The coat check lady was holding her wrap out to her, and she took it. “Exactly. Lev is the brother I do have; you’re the brother I don’t have.”
“Huh?”
She pecked him on both cheeks, Russian style, and was about to leave him there, befuddled, when the coat check woman produced her shopping bag and slid it across the wooden barrier to Lara. Not wanting to stand there for another moment with Pavel, Lara picked it up and walked out of the restaurant.

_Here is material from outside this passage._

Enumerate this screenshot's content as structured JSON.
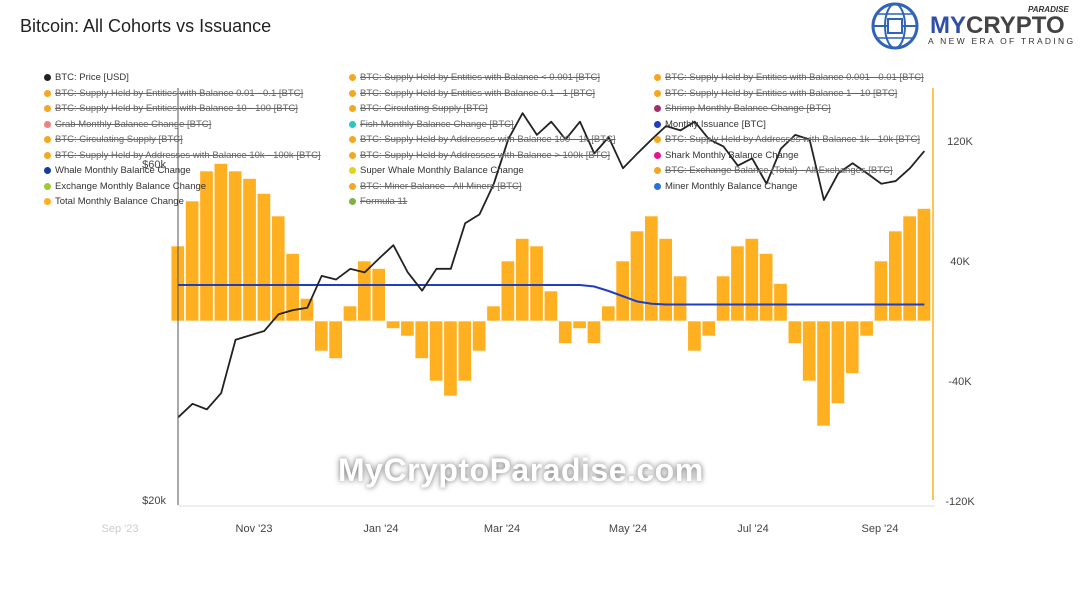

Afterward, crossing the Crystal Bridge on her way back to the Metro, Lara didn’t notice the tins as they rattled around in the bag. She wasn’t thinking of Pavel, either, or Gerasimov. Nor the changes she’d have to make in her meticulously crafted lesson plans. No, her brain was focused on something else entirely: In less than three days she’d be sitting beside the world’s most powerful man on national television—not just the leader of the free world, but a world-class womanizer who’d been with beauty queens from all over the globe—and she was going to look like a complete mouse.
Chapter 12
A handful of dignitaries greeted the American president as he touched down at Sheremetyevo, people chosen because they spoke English, however haltingly. To prove it, they all had to say something longwinded out there on the tarmac. Then it was into the limos—late model, heavily tinted Lincolns and Mercedes—for the flying trip into town. The road they traveled was half a football field wide, lined with banners showing the American’s picture alongside that of his Russian counterpart.
That was his up moment of the day. Downer Number One came when he took a call in the limo from Carl back in Alaska, one more proof that if you give a government bureaucrat a chance to mess up, he’ll make the most of it. Apparently, some idiot up in Prudhoe blew it and started pumping oil into the pipeline from one of the tankers. Before the deal was actually signed.